The intellectual climate was also influenced by religion, which held that every creature, human and nonhuman, was formed by God. This devoutly held belief gave rise to competing theories, which also had adherents well into the nineteenth century. The first of these held that every child existed in miniature form in his or her father's sperm. The second differed only in asserting that the location of the tiny, fully formed individual was the mother's egg. After the invention of the microscope around the year 1590, a number of scientists claimed to have seen these minuscule entities, called homunculi, through magnifying lenses.

Such was the state of speculation about genetics in 1865, when an eastern European monk named Gregor Mendel published the results of a series of experiments he had conducted on garden peas. Mendel concluded that the traits he observed in his pea plants—height, color, pod shape, and several others—were the result neither of a blend of parental characteristics nor of any preformed microscopic entity residing in the seeds he planted.

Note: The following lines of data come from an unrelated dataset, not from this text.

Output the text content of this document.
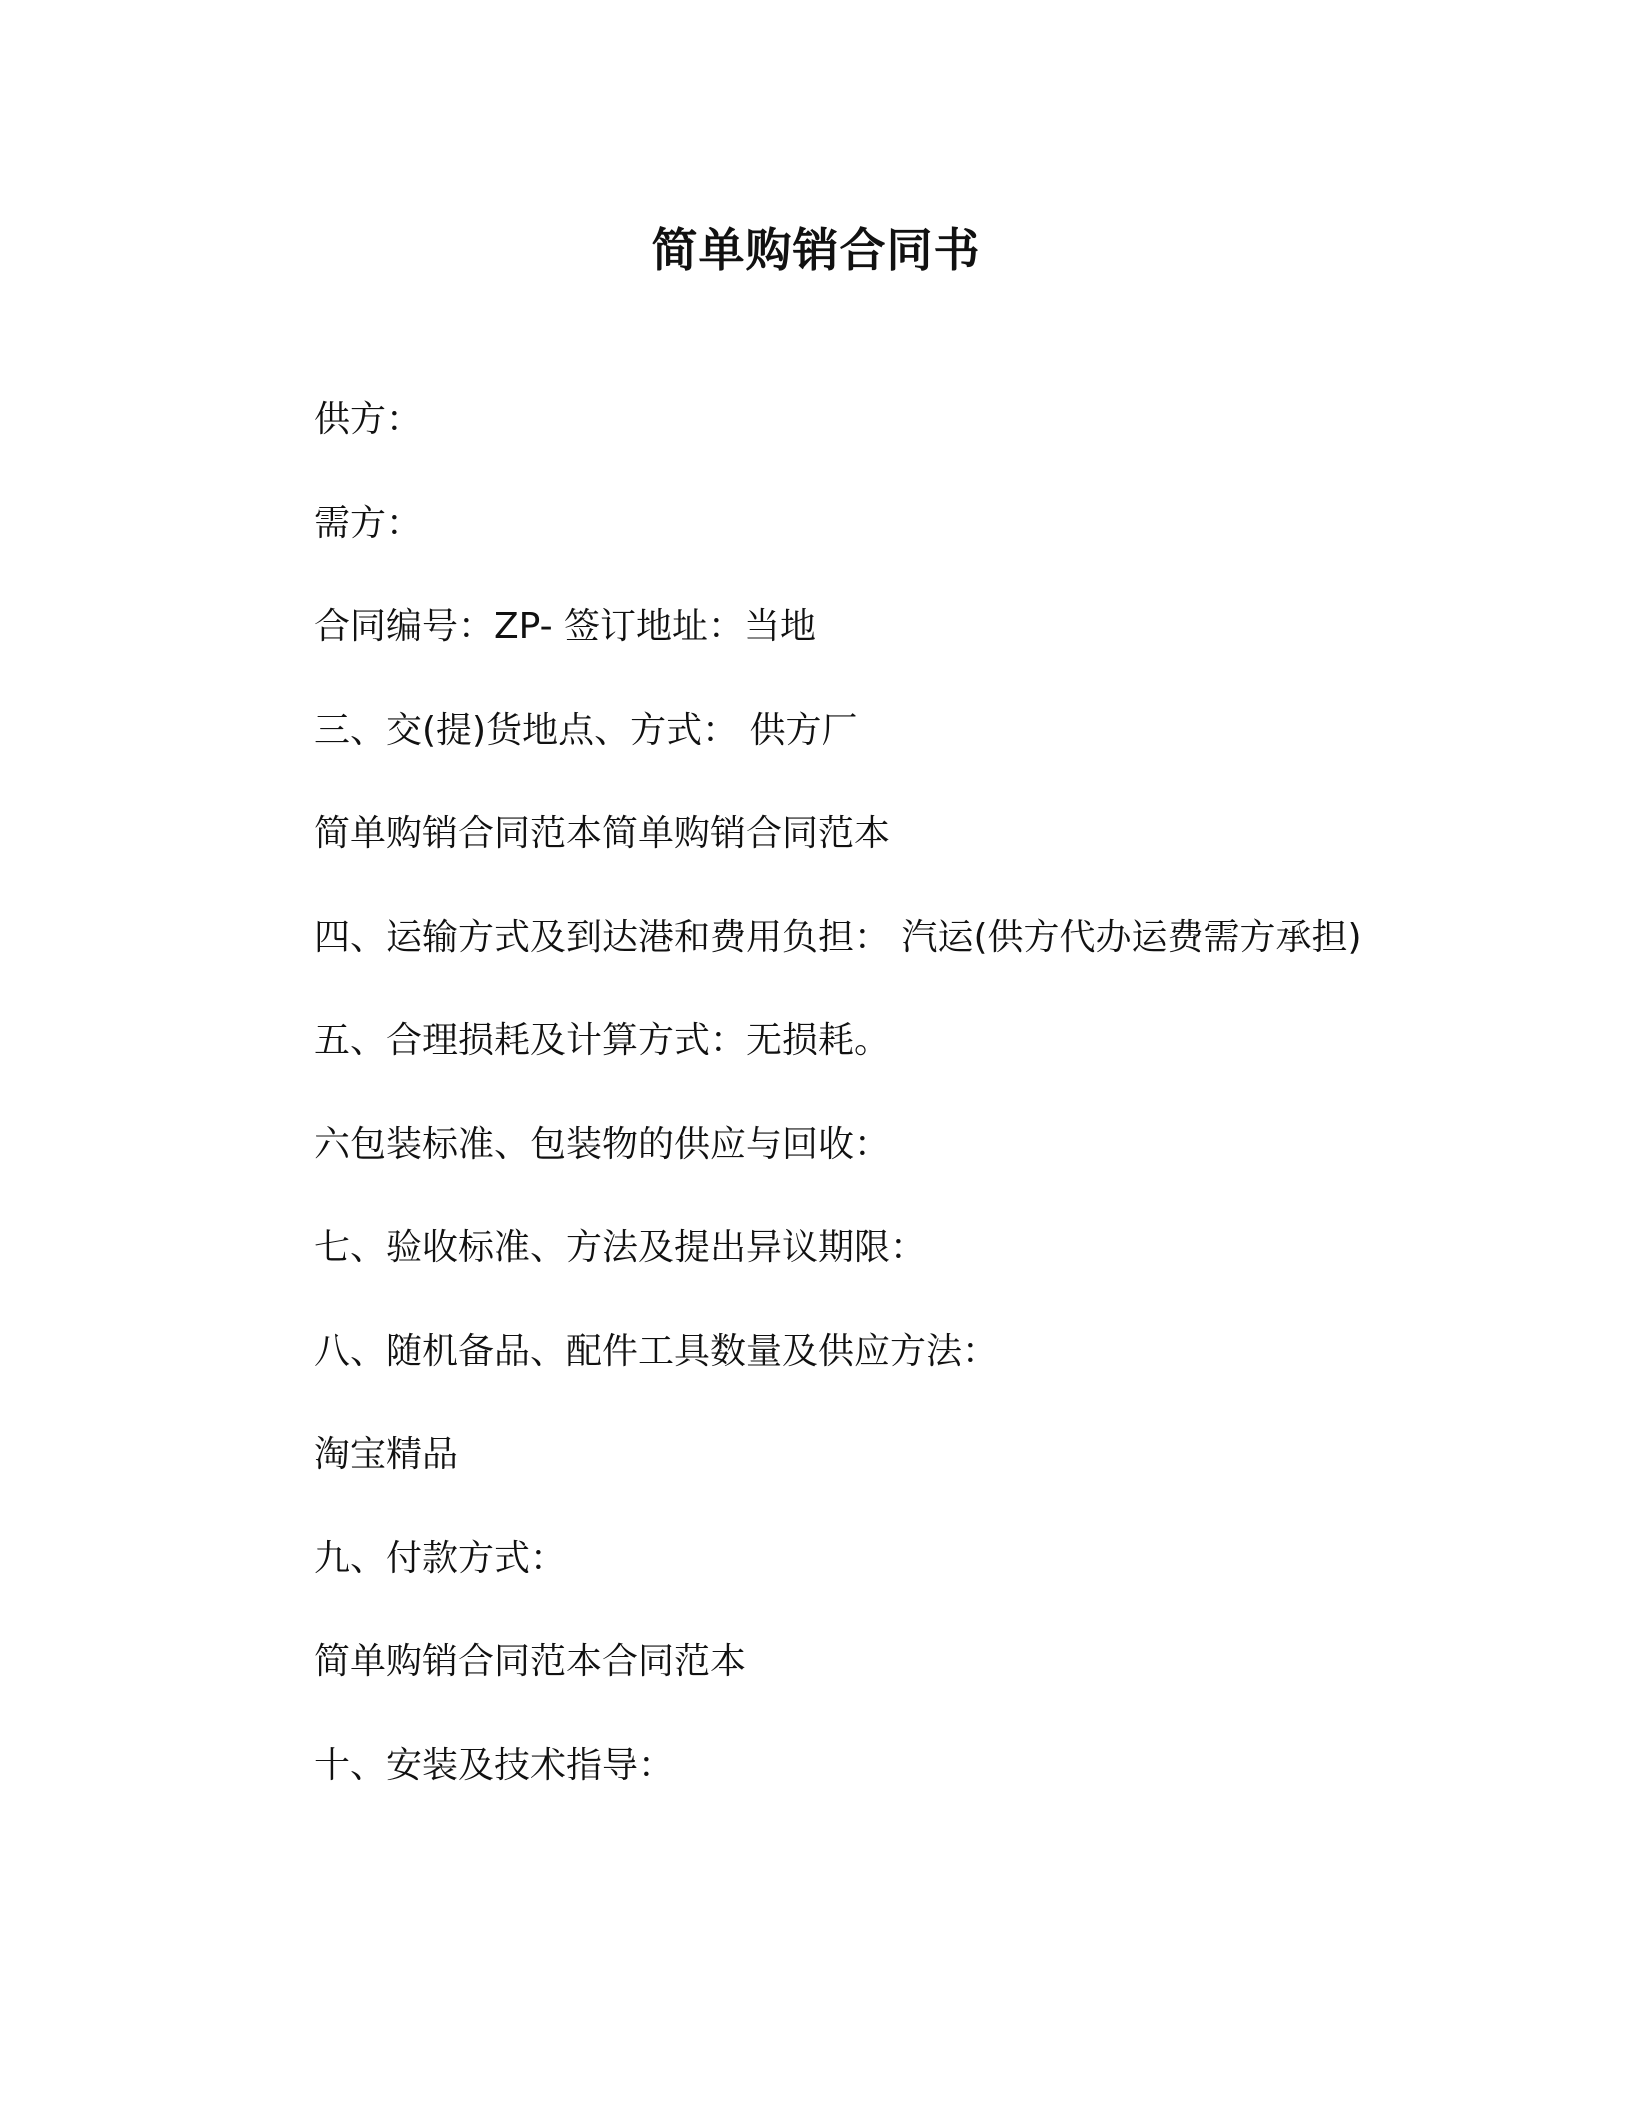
简单购销合同书
供方：
需方：
合同编号：ZP- 签订地址：当地
三、交(提)货地点、方式： 供方厂
简单购销合同范本简单购销合同范本
四、运输方式及到达港和费用负担： 汽运(供方代办运费需方承担)
五、合理损耗及计算方式：无损耗。
六包装标准、包装物的供应与回收：
七、验收标准、方法及提出异议期限：
八、随机备品、配件工具数量及供应方法：
淘宝精品
九、付款方式：
简单购销合同范本合同范本
十、安装及技术指导：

Rather, Mendel said, these traits were caused by independent "factors"—one factor for each trait—passed down from generation to generation. Today, we call these factors genes.

Although future experiments would prove Mendel correct, he offered no explanation for how these factors produced the traits he observed. Partly for that reason, and partly because he was an obscure researcher and not a leading scientist, his work was ignored until 1900, when the paper he had written thirty-five years earlier was rediscovered by Dutch plant expert Hugo de Vries. Along with two other botanists, de Vries re-created Mendel's experiments and in so doing gave birth to the modern science of genetics.

Gregor Mendel performed a series of experiments on garden peas in the midnineteenth century. His findings laid the foundation for the study of genetics.
Gregor Mendel performed a series of experiments on garden peas in the mid–nineteenth century. His findings laid the foundation for the study of genetics.

The Discovery of DNA

By then, chemists and biologists had come to a much more detailed understanding of the structure of cells, the building blocks of all living organisms, than existed in Mendel's day. In 1902, a link was established between chromosomes, large molecular structures in cells, and the inheritance of traits.

For a time, chromosomes were thought to be the "factors" that Mendel had written about, but in 1944, American geneticist Oswald Avery realized that a complex molecule called deoxyribonucleic acid (DNA) played that role. Two years later, it was realized that DNA, which along with a few other chemical substances makes up the chromosomes, is divided into segments. These segments are the genes that provide the blueprint for an organism's specific characteristics.

There were still a number of mysteries to be solved, however. In 1953, James Watson and Francis Crick discovered the structure of the DNA molecule. It is a spiral composed of two long strands, each of which is a mirror image of the other. This key insight enabled subsequent scientists to explain what Gregor Mendel could not—the chemical process by which genes, hidden deep in the body's cells, provide a pattern or recipe for thousands of different proteins. These proteins, in turn, ensure that each individual organism contains all the organs, limbs, and other physical characteristics that make it what it is. For example, they make a rose a rose rather than an oak tree; a horse a horse rather than a human being.

The importance of Watson's and Crick's discovery cannot be overestimated. Together with Mendel's insight of eighty-eight years earlier—and the work of their contemporary, scientist Rosalind Franklin—it laid the groundwork for the diagnosis and treatment of genetic disease, the feats of genetic engineering, and all the other accomplishments that have made genetics the most intriguing and controversial science of the present age. It also made possible the monumental Human Genome Project, a vast international effort to pinpoint the precise location of every gene on every chromosome in the human body. This research was completed in the year 2003, and it will provide scientists with the tools they need to fully exploit the immense promise—and peril—of genetics.